It’s easy to waste the pain that God permits to come into our life isn’t it? None of us can expect to be exempt from trouble, stress, problems, and pain. God sends His rain on the just and the unjust. At one time or another, people who love and serve the Lord will suffer physical pain, emotional pain, relational pain, or congregational pain. In fact, Jesus said in John 16:33, “...In this world you will have trouble.” While He doesn’t promise to save us from the pain, He surely promises to save us in the pain.
When the tough tests come, there is a tendency to become so self absorbed that we are paralyzed. A pastor’s wife struggling to get pregnant can’t face the baby showers she is expected to attend at church. An overseas missionary hears her daughter at home in a Christian college is having an affair. A couple living below the poverty level for Jesus have a child with a major medical emergency and no health insurance. A forced resignation drives another couple into depression and out of ministry all together.
Personal pain or corporate pain can drown you. Yet you and I need to learn to bear our private pain publicly for all sorts of reasons.
Don’t waste the pain let it prove thee;
Don’t stop the tears let them cleanse thee.
Rest, stop the striving, soon you’ll be arriving in His arms.
Don’t waste the pain, let it drive thee deeper into God
He’s waiting and you should have come sooner!
WHY SHOULD WE USE THE PAIN GOD ALLOWS
1. We should use the pain God allows, for our own good.
If we learn to fly to God, we will discover resources we never knew we had. We will experience the peace and grace of God; the power and the upholding of God. We will come to know the unreachable riches of darkness, and the hand of God that reaches out to hold us securely. These are things that will do us good. So, don’t let the pain drive you away from the only source of help that can heal! Allow it to turn you heavenwards. The present woes we suffer, says Paul, are refining us and making us more like Jesus, as we share in the fellowship of His sufferings.
2. We should let the pain drive us to God, for other people’s good.
The story is told of a little girl traveling in a railway carriage. She ran happily from one train passenger to the next, chattering and laughing. The people in the train began to wonder just who she belonged to. Suddenly the train entered a tunnel. The whistle blew and darkness rushed past the windows. The little girl gave a squeal and dashed into the arms of a man sitting in the corner. There was no more doubt about who she belonged to. She was safe in her father’s arms!
We need to use our pain to let people see whom we belong to.

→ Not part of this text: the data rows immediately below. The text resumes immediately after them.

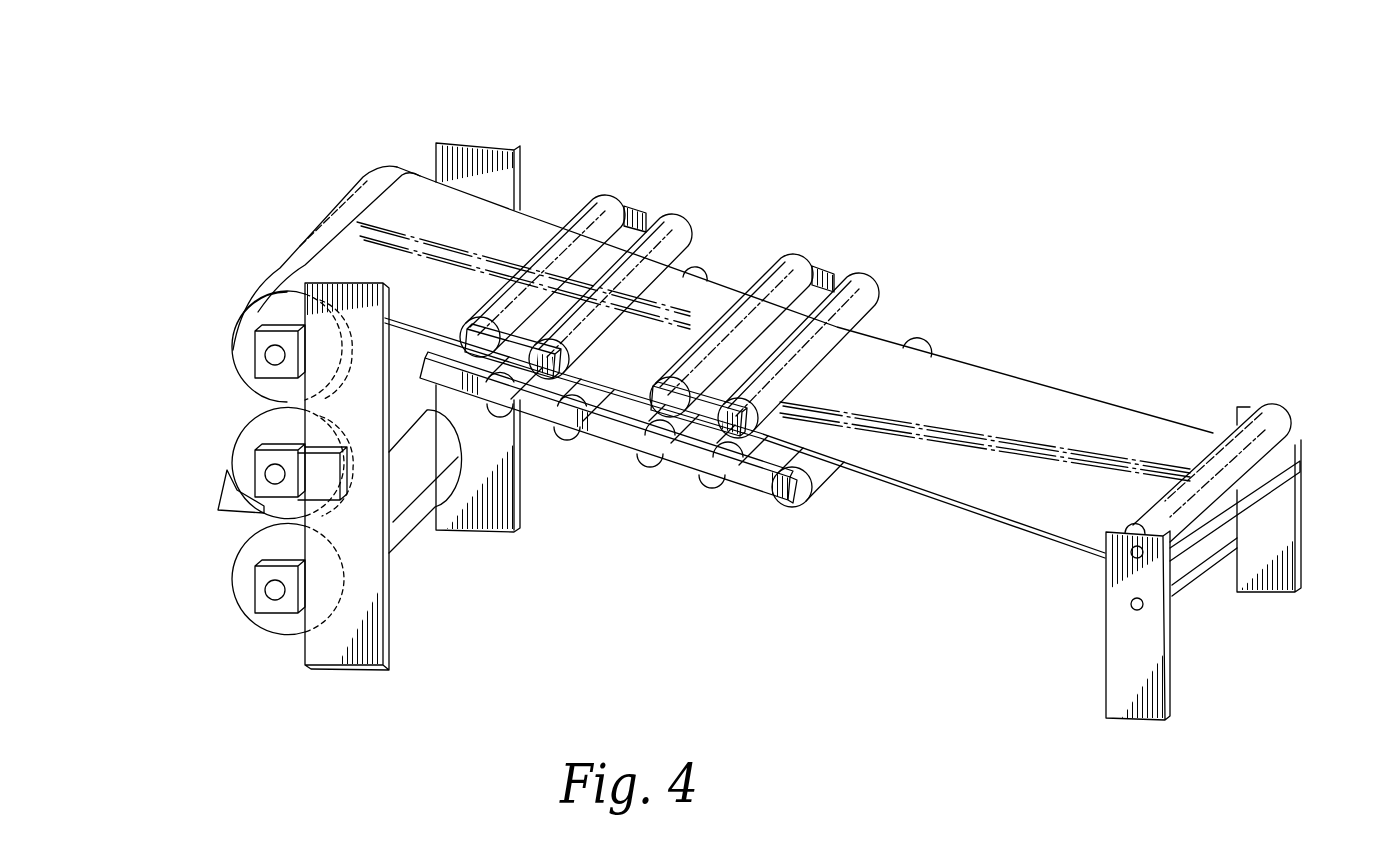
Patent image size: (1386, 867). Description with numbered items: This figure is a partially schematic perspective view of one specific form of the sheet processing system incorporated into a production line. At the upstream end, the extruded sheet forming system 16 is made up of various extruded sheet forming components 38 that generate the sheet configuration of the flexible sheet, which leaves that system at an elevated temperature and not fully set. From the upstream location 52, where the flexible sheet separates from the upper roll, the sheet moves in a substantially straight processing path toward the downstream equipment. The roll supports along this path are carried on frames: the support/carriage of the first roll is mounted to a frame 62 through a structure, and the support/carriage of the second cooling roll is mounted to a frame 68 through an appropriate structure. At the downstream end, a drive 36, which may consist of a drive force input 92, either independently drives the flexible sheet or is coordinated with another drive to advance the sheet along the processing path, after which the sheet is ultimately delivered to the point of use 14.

The extruded sheet forming components 38 is at (227, 470).
The extruded sheet forming system 16 is at (350, 166).
The upstream location 52 is at (552, 200).
The frame 62 is at (565, 668).
The frame 68 is at (565, 415).
The drive 36 is at (1182, 416).
The drive force input 92 is at (1200, 502).
The point of use 14 is at (1200, 545).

This way they will have a living example of where to go when they enter the dark tunnels of life. By seeing us helped and healed, it will give them hope in a hopeless generation.

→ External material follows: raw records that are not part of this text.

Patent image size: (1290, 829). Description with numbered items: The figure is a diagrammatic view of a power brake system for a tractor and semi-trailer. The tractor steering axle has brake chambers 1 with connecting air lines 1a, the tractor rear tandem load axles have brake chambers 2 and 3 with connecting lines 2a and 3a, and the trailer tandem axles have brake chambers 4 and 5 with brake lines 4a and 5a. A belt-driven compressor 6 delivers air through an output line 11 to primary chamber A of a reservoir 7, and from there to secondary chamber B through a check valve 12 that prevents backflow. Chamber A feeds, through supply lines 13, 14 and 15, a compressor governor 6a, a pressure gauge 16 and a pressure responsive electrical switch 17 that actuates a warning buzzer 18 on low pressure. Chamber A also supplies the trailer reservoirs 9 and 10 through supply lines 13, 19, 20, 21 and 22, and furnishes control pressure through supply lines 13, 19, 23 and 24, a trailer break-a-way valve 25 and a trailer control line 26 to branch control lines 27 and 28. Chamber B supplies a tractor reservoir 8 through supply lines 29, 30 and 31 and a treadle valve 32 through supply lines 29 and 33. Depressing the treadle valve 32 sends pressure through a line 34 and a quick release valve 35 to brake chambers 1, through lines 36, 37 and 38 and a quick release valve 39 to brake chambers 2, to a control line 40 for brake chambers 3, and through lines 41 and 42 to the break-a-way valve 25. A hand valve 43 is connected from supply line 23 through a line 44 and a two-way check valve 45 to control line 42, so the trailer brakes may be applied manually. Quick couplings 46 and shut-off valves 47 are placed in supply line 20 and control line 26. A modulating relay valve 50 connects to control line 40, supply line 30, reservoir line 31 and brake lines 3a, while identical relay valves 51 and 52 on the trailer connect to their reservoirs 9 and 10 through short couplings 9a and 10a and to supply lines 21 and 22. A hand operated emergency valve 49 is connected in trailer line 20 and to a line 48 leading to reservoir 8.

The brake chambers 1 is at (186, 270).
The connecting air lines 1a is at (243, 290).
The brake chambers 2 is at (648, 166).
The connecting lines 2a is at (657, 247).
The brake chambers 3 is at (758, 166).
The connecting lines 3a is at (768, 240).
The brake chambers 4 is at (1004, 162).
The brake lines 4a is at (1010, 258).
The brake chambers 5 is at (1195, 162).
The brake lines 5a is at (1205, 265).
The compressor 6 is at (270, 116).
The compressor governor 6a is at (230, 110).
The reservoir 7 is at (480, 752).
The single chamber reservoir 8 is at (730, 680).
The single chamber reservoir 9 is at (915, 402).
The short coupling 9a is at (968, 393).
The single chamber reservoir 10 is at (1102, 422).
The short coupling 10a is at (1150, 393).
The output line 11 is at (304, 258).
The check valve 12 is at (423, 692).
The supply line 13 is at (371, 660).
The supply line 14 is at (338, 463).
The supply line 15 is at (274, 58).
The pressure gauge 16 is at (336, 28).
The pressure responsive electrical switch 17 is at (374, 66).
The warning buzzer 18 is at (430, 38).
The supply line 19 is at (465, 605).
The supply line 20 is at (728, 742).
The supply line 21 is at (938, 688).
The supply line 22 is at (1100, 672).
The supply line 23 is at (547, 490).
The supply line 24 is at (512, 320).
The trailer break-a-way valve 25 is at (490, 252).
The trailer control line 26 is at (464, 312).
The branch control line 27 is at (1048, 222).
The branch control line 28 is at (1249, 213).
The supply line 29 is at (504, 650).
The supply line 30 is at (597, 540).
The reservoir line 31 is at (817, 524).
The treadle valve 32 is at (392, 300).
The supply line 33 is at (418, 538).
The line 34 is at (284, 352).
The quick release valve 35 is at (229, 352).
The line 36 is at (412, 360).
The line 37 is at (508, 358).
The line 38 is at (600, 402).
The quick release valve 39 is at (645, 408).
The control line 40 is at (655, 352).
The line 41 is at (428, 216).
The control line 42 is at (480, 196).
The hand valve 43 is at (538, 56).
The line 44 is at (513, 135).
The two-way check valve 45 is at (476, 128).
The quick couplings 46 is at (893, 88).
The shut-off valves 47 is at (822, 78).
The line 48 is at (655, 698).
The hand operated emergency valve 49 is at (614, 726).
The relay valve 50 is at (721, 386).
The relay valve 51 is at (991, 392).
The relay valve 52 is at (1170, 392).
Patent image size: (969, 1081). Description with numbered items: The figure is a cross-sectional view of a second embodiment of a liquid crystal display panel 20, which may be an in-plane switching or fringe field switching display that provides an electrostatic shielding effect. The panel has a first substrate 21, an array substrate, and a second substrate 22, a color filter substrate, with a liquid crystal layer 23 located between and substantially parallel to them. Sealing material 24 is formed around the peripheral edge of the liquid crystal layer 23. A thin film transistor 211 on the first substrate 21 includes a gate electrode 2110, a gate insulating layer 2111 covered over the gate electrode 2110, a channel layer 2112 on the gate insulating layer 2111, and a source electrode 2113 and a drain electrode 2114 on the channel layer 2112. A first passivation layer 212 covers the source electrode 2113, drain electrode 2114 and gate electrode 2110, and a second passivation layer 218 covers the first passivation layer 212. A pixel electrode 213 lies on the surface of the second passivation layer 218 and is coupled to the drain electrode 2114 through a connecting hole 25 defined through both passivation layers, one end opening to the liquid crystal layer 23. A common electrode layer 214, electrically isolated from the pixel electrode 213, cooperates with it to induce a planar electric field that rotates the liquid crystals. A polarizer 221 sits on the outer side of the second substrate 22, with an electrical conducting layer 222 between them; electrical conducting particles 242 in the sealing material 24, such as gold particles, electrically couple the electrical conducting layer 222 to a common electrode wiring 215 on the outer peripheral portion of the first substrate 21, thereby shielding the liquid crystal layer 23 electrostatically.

3. We need to let the pain drive us to God, for God’s sake.
He wants us to respond rightly to the suffering that He allows, so we are able to empathize with our people better. To be able to say, “I understand” - and mean it!
Our entire family went through an incredibly painful period as one of our children bore a crushing rejection and loss. The situation resulted in the poem at the beginning of the letter. A friend advised me “not to waste the pain”. So I tried to use the pain, and let it drive me to God. I didn’t always manage to respond rightly to the situation, but when God enabled me to, I found I benefited, and so did others!
Let me offer a prayer for you to use if you can’t find the words because you are in so much pain you can hardly breathe. Climb inside my prayer for yourself or someone you know who is hurting, and make it your own.
PRAYER
Lord, You know and You understand. I want to hear You. I should have come sooner! See me here. I cannot speak; I am a prayer! Read me. Have mercy on me. Grace me with the sense of Your healing presence. Touch me; reach into the deep and secret part that no one can reach but You. Soothe the raw and wounded places in my heart. Walk into the hidden place of pain, and tell me You will not let me drown in these deep waters. Help me, O my God, for I cannot help myself. Amen.